Jika membahas asal usul suatu etnik, masalah migrasi harus disinggung karena secara alami penduduk selalu berpindah dengan berbagai alasan. Migrasi itu mungkin karena faktor keamanan, ekonomi, lingkungan, dan berbagai situasi yang dialami. Selain itu, jika dikaitkan dengan kejadian manusia dari seorang Adam dan Hawa yang betempat tinggal di Arab, tentu harus ada migrasi yang berlangsung lama sehingga penyebaran manusia sampai ke Indonesia, dan di dalamnya termasuk etnik Gayo.
Wiradnyana  (2011: 79) mengatakan bahwa migrasi atas dasar budaya pada masa prasejarah ke Indonesia dapat dikelompokkan ke dalam tiga periode besar, yaitu Periode Paleolitik, Periode Masolitik, dan Periode Neolitik. Migrasi pada periode awal (paleolitik) ini dapat ditemukan fosilnya di Indonesia dan umurnya lebih tua dibandingkan dengan fosil yang ditemukan di Cina dan di Afrika Selatan.

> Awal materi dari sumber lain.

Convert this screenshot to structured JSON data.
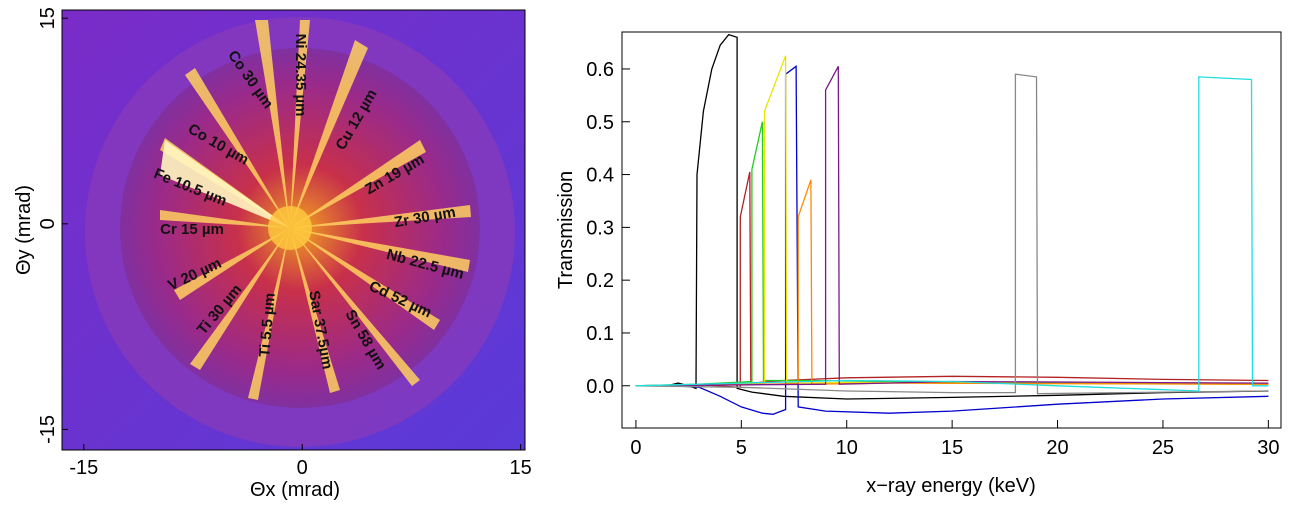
{
  "chart_data": [
    {
      "type": "image",
      "xlabel": "Θx (mrad)",
      "ylabel": "Θy (mrad)",
      "xlim": [
        -16.5,
        15.3
      ],
      "ylim": [
        -16.5,
        15.6
      ],
      "xticks": [
        -15,
        0,
        15
      ],
      "yticks": [
        -15,
        0,
        15
      ],
      "annotations": [
        "Co 30 µm",
        "Ni 24.35 µm",
        "Cu 12 µm",
        "Co 10 µm",
        "Zn 19 µm",
        "Fe 10.5 µm",
        "Zr 30 µm",
        "Cr 15 µm",
        "Nb 22.5 µm",
        "V 20 µm",
        "Cd 52 µm",
        "Ti 30 µm",
        "Ti  5.5 µm",
        "Sar 37.5µm",
        "Sn 58 µm"
      ]
    },
    {
      "type": "line",
      "xlabel": "x−ray energy (keV)",
      "ylabel": "Transmission",
      "xlim": [
        -0.66,
        30.6
      ],
      "ylim": [
        -0.08,
        0.67
      ],
      "xticks": [
        0,
        5,
        10,
        15,
        20,
        25,
        30
      ],
      "yticks": [
        {
          "value": 0,
          "label": "0.0"
        },
        0.1,
        0.2,
        0.3,
        0.4,
        0.5,
        0.6
      ],
      "series": [
        {
          "color": "#000000",
          "x": [
            0,
            1.5,
            2,
            2.5,
            2.85,
            2.9,
            3.2,
            3.6,
            4,
            4.4,
            4.8,
            4.8,
            5.5,
            7,
            10,
            15,
            20,
            25,
            30
          ],
          "values": [
            0,
            0,
            0.005,
            0,
            -0.005,
            0.4,
            0.52,
            0.6,
            0.645,
            0.665,
            0.66,
            -0.005,
            -0.012,
            -0.02,
            -0.025,
            -0.022,
            -0.018,
            -0.013,
            -0.01
          ]
        },
        {
          "color": "#0000cc",
          "x": [
            0,
            2,
            3,
            4,
            5,
            6,
            6.5,
            7.1,
            7.1,
            7.6,
            7.7,
            9,
            12,
            15,
            20,
            25,
            30
          ],
          "values": [
            0,
            0,
            -0.003,
            -0.02,
            -0.04,
            -0.052,
            -0.054,
            -0.045,
            0.59,
            0.605,
            -0.04,
            -0.048,
            -0.052,
            -0.048,
            -0.035,
            -0.025,
            -0.02
          ]
        },
        {
          "color": "#b22222",
          "x": [
            0,
            3,
            4.95,
            4.95,
            5.4,
            5.45,
            7,
            10,
            15,
            20,
            25,
            30
          ],
          "values": [
            0,
            0.002,
            -0.003,
            0.32,
            0.405,
            0.005,
            0.01,
            0.015,
            0.018,
            0.016,
            0.012,
            0.01
          ]
        },
        {
          "color": "#22cc22",
          "x": [
            0,
            3,
            5.5,
            5.5,
            6.0,
            6.05,
            8,
            12,
            18,
            25,
            30
          ],
          "values": [
            0,
            0.003,
            0.008,
            0.41,
            0.5,
            0.01,
            0.01,
            0.008,
            0.005,
            0.004,
            0.003
          ]
        },
        {
          "color": "#e6e600",
          "x": [
            0,
            4,
            6.1,
            6.1,
            7.1,
            7.15,
            10,
            20,
            30
          ],
          "values": [
            0,
            0.002,
            0.005,
            0.52,
            0.625,
            0.005,
            0.006,
            0.004,
            0.003
          ]
        },
        {
          "color": "#ff8800",
          "x": [
            0,
            5,
            7.7,
            7.7,
            8.3,
            8.35,
            12,
            20,
            30
          ],
          "values": [
            0,
            0.002,
            0.004,
            0.32,
            0.39,
            0.003,
            0.005,
            0.004,
            0.003
          ]
        },
        {
          "color": "#7a1a8a",
          "x": [
            0,
            6,
            9.0,
            9.0,
            9.6,
            9.65,
            15,
            25,
            30
          ],
          "values": [
            0,
            0.002,
            0.003,
            0.56,
            0.605,
            0.003,
            0.008,
            0.006,
            0.005
          ]
        },
        {
          "color": "#888888",
          "x": [
            0,
            5,
            10,
            15,
            18,
            18,
            19,
            19.05,
            25,
            30
          ],
          "values": [
            0,
            -0.003,
            -0.01,
            -0.013,
            -0.013,
            0.59,
            0.585,
            -0.015,
            -0.012,
            -0.01
          ]
        },
        {
          "color": "#22dddd",
          "x": [
            0,
            5,
            10,
            15,
            20,
            26.7,
            26.7,
            29.2,
            29.25,
            30
          ],
          "values": [
            0,
            0.005,
            0.01,
            0.008,
            0,
            -0.01,
            0.585,
            0.58,
            0,
            0
          ]
        }
      ]
    }
  ]
}
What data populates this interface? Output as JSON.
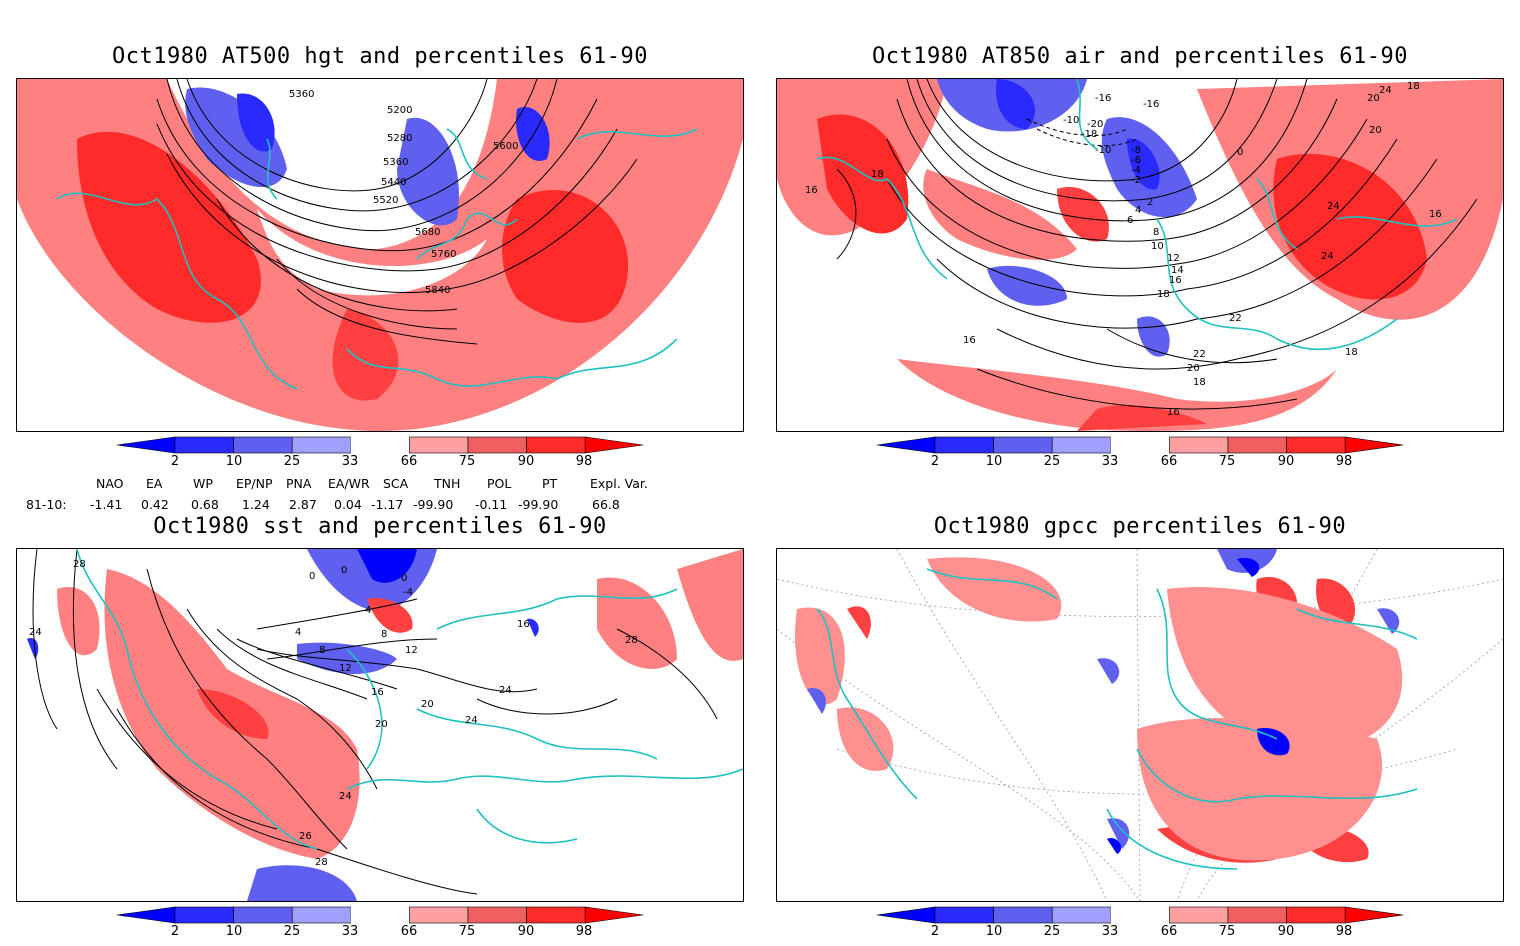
{
  "panels": [
    {
      "title": "Oct1980 AT500 hgt and percentiles 61-90",
      "contour_labels": [
        "5360",
        "5200",
        "5280",
        "5360",
        "5440",
        "5520",
        "5600",
        "5680",
        "5760",
        "5840"
      ]
    },
    {
      "title": "Oct1980 AT850 air and percentiles 61-90",
      "contour_labels": [
        "16",
        "18",
        "-16",
        "-16",
        "-10",
        "-18",
        "-20",
        "-10",
        "-8",
        "-6",
        "-4",
        "-2",
        "2",
        "4",
        "6",
        "8",
        "10",
        "12",
        "14",
        "16",
        "18",
        "20",
        "22",
        "24",
        "24",
        "16",
        "24",
        "22",
        "20",
        "18",
        "16",
        "18",
        "16",
        "0",
        "18",
        "20"
      ]
    },
    {
      "title": "Oct1980 sst and percentiles 61-90",
      "contour_labels": [
        "28",
        "24",
        "0",
        "0",
        "-4",
        "0",
        "4",
        "8",
        "4",
        "8",
        "12",
        "16",
        "16",
        "20",
        "12",
        "20",
        "24",
        "24",
        "24",
        "26",
        "28",
        "28"
      ]
    },
    {
      "title": "Oct1980 gpcc percentiles 61-90",
      "contour_labels": []
    }
  ],
  "colorbar": {
    "ticks": [
      "2",
      "10",
      "25",
      "33",
      "66",
      "75",
      "90",
      "98"
    ],
    "colors": [
      "#0000ff",
      "#2a2aff",
      "#6060f0",
      "#a0a0ff",
      "#ffffff",
      "#ffa0a0",
      "#f06060",
      "#ff2a2a",
      "#ff0000"
    ]
  },
  "indices": {
    "header": [
      "NAO",
      "EA",
      "WP",
      "EP/NP",
      "PNA",
      "EA/WR",
      "SCA",
      "TNH",
      "POL",
      "PT",
      "Expl. Var."
    ],
    "row_label": "81-10:",
    "values": [
      "-1.41",
      "0.42",
      "0.68",
      "1.24",
      "2.87",
      "0.04",
      "-1.17",
      "-99.90",
      "-0.11",
      "-99.90",
      "66.8"
    ]
  }
}
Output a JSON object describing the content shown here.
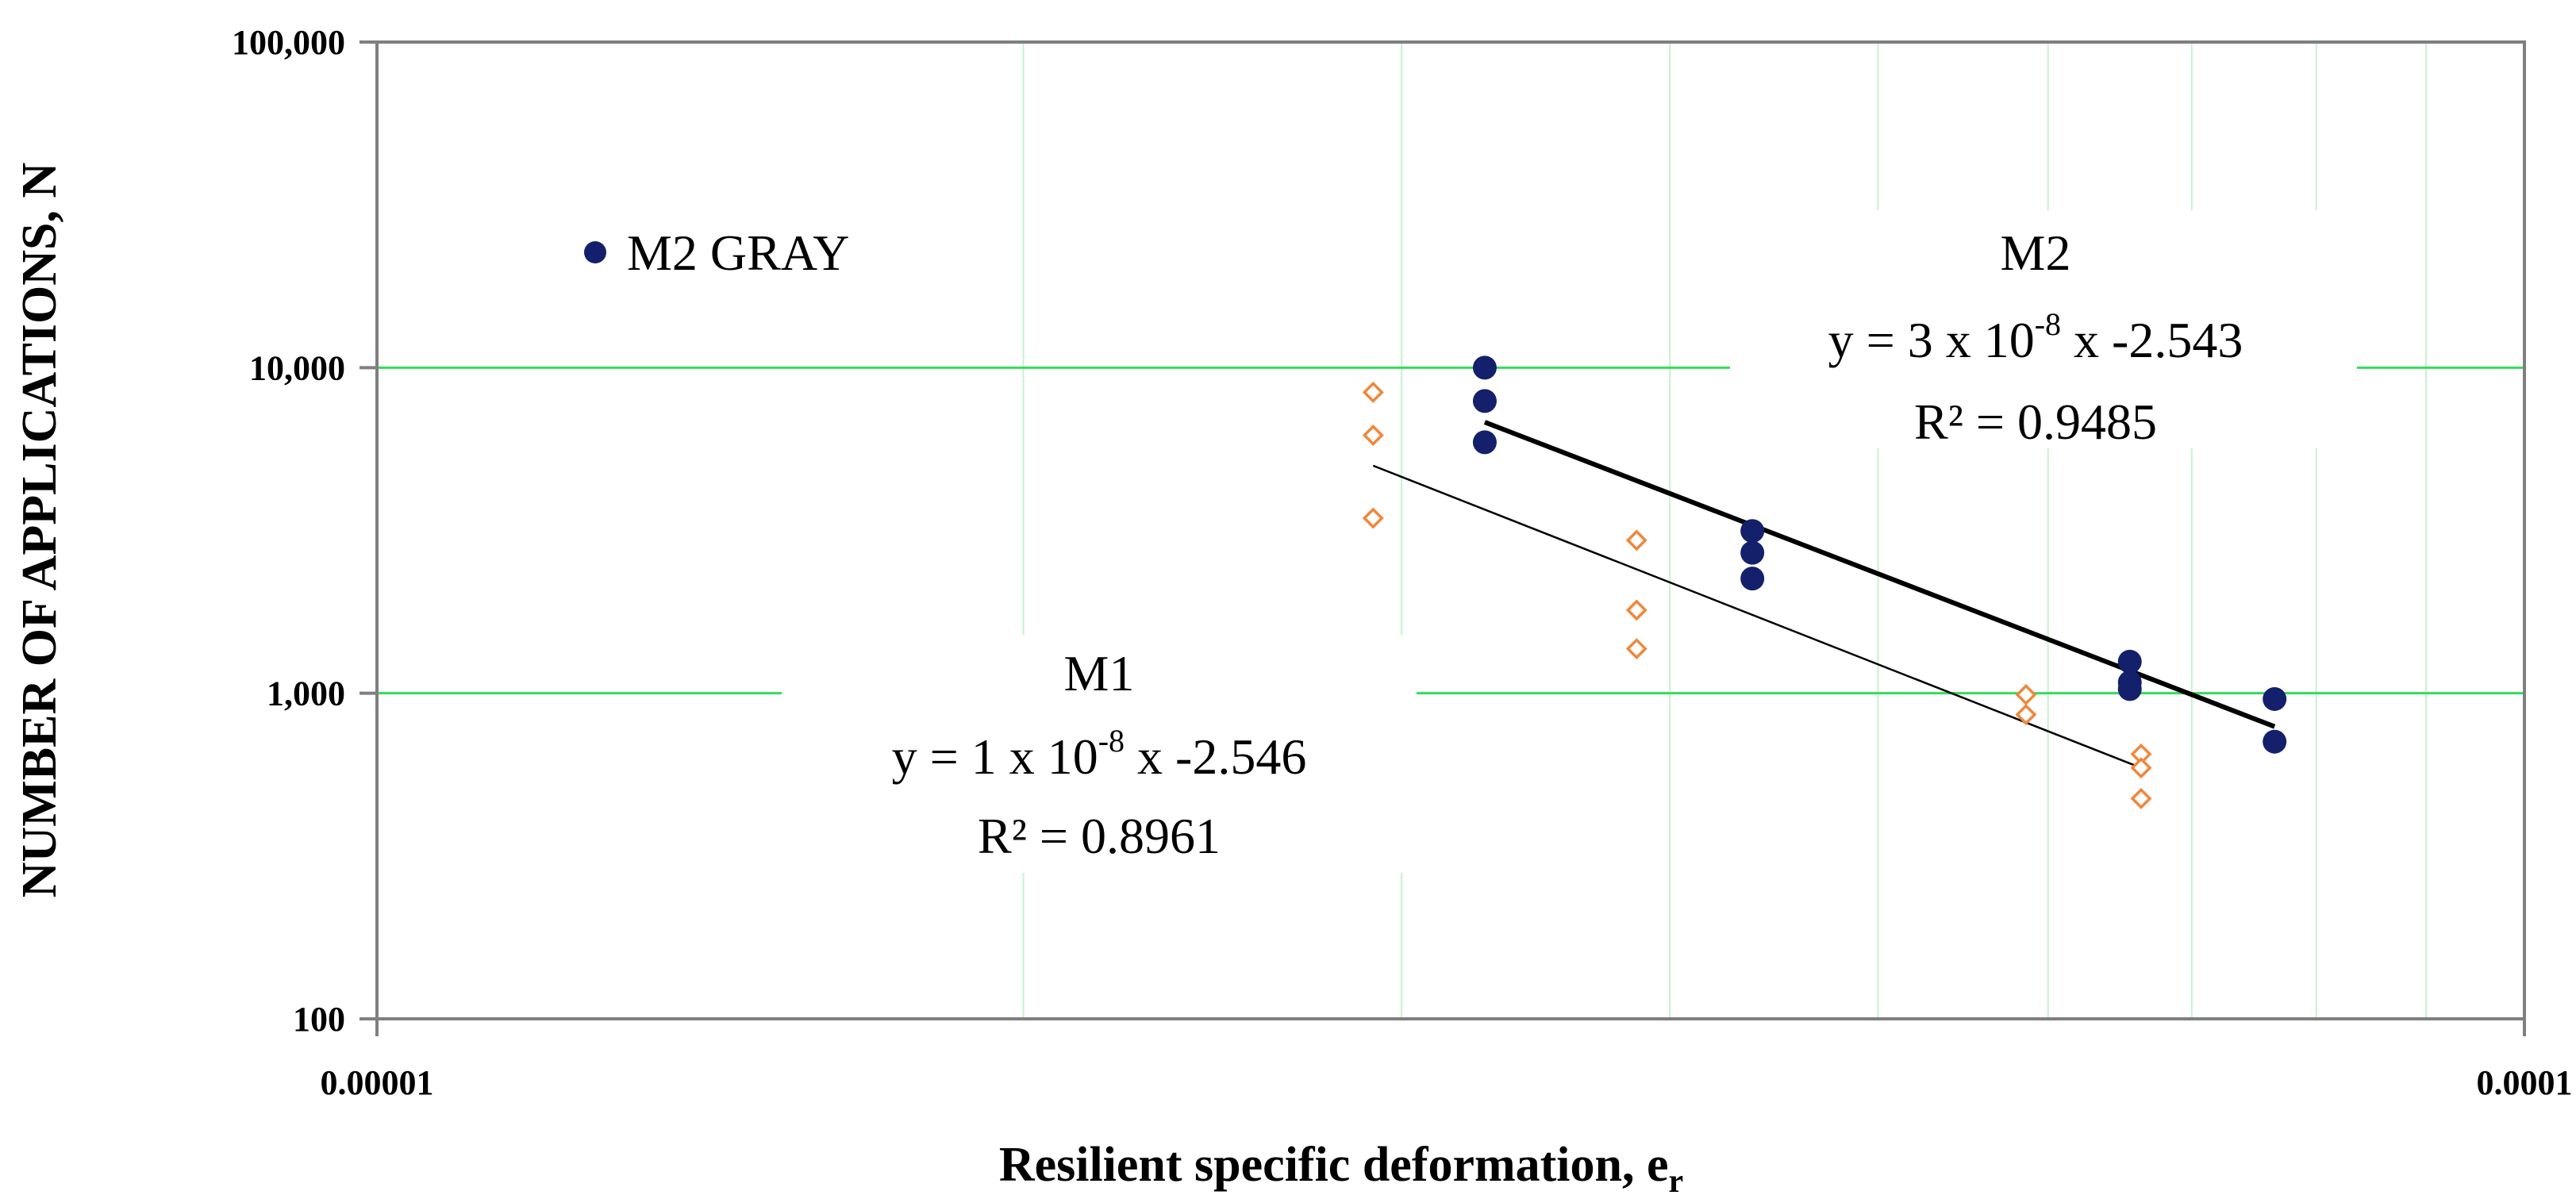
{
  "chart_data": {
    "type": "scatter",
    "xlabel": "Resilient specific deformation, e",
    "xlabel_sub": "r",
    "ylabel": "NUMBER OF APPLICATIONS, N",
    "x_scale": "log",
    "y_scale": "log",
    "xlim": [
      1e-05,
      0.0001
    ],
    "ylim": [
      100,
      100000
    ],
    "x_ticks": [
      {
        "value": 1e-05,
        "label": "0.00001"
      },
      {
        "value": 0.0001,
        "label": "0.0001"
      }
    ],
    "y_ticks": [
      {
        "value": 100,
        "label": "100"
      },
      {
        "value": 1000,
        "label": "1,000"
      },
      {
        "value": 10000,
        "label": "10,000"
      },
      {
        "value": 100000,
        "label": "100,000"
      }
    ],
    "grid": {
      "major_y": true,
      "minor_x": true
    },
    "legend": {
      "position": "top-left",
      "entries": [
        {
          "label": "M2 GRAY",
          "color": "#14206b",
          "marker": "circle"
        }
      ]
    },
    "series": [
      {
        "name": "M2 GRAY",
        "marker": "circle",
        "color": "#14206b",
        "x": [
          3.28e-05,
          3.28e-05,
          3.28e-05,
          4.37e-05,
          4.37e-05,
          4.37e-05,
          6.55e-05,
          6.55e-05,
          6.55e-05,
          7.65e-05,
          7.65e-05
        ],
        "y": [
          10000,
          7900,
          5900,
          3150,
          2700,
          2250,
          1250,
          1080,
          1030,
          960,
          710
        ]
      },
      {
        "name": "",
        "marker": "diamond",
        "color": "#f0873a",
        "x": [
          2.91e-05,
          2.91e-05,
          2.91e-05,
          3.86e-05,
          3.86e-05,
          3.86e-05,
          5.86e-05,
          5.86e-05,
          6.63e-05,
          6.63e-05,
          6.63e-05
        ],
        "y": [
          8400,
          6200,
          3450,
          2950,
          1800,
          1370,
          990,
          860,
          650,
          590,
          475
        ]
      }
    ],
    "trendlines": [
      {
        "name": "M2",
        "x": [
          3.28e-05,
          7.65e-05
        ],
        "y": [
          6800,
          790
        ],
        "color": "#000000",
        "width": 6
      },
      {
        "name": "M1",
        "x": [
          2.91e-05,
          6.63e-05
        ],
        "y": [
          5000,
          590
        ],
        "color": "#000000",
        "width": 2.5
      }
    ],
    "annotations": [
      {
        "title": "M2",
        "coef": "3",
        "exp": "-8",
        "power": "-2.543",
        "r2": "R² = 0.9485"
      },
      {
        "title": "M1",
        "coef": "1",
        "exp": "-8",
        "power": "-2.546",
        "r2": "R² = 0.8961"
      }
    ]
  }
}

Peneliti ini menyebutkan bahwa umur fosil yang ditemukan di Jawa Tengah berumur sekitar 800.000 SM. Ini menandakan bahwa migrasi sudah terjadi sejak lama di Indonesia. Dengan demikian, dapat diyakini pula bahwa migrasi pada masa itu sudah juga melibatkan migrasi bahasa beserta aspek kehidupan yang lain. 
Secara logika, migrasi ini berlangsung dalam kurun waktu yang lama sehingga sangat mungkin bahasa awal yang digunakan dan juga aspek yang lain perlahan-lahan akan mengalami perubahan dan mungkin saja perubahannya menjadi ekstrim. Perubahan-perubahan yang ektrim (yang dipengaruhi oleh berbagai aspek) mungkin saja membentuk sesuatu yang baru sehingga “warna dasar” berbagai aspek pun akan berubah.  Wiradnyana  (2011: 80) mengatakan bahwa  dalam perpindahan penduduk atau migrasi terjadi adaptasi terhadap alam sehingga terjadi pecampuran manusia. Kondisi ini tidak hanya dibuktikan dari ras manusia, melainkan juga dari aspek bahasa, teknologi, religi, dan aspek budaya. Dengan demikian, migrasi yang terjadi akan berpengaruh pada berbagai perkembangan dalam kehidupan manusia.
Berdasarkan uraian di atas, analisis bahasa tidak diragukan lagi dalam penelusuran asal usul sebuah etnik. Alasannya adalah bahasa yang digunakan oleh orang terdahulu kemungkinan besar masih mempunyai kaitan dengan bahasa yang digunakan masyarakat sekarang, sekalipun kaitan itu kadang-kadang sudah sedikit. Dalam uraian di bawah ini, akan dijelaskan data-data tentang kekerabatan bahasa Gayo dengan bahasa-bahasa lainnya di Aceh, pola bahasa Gayo, dan pola berbahasa masyarakat Gayo.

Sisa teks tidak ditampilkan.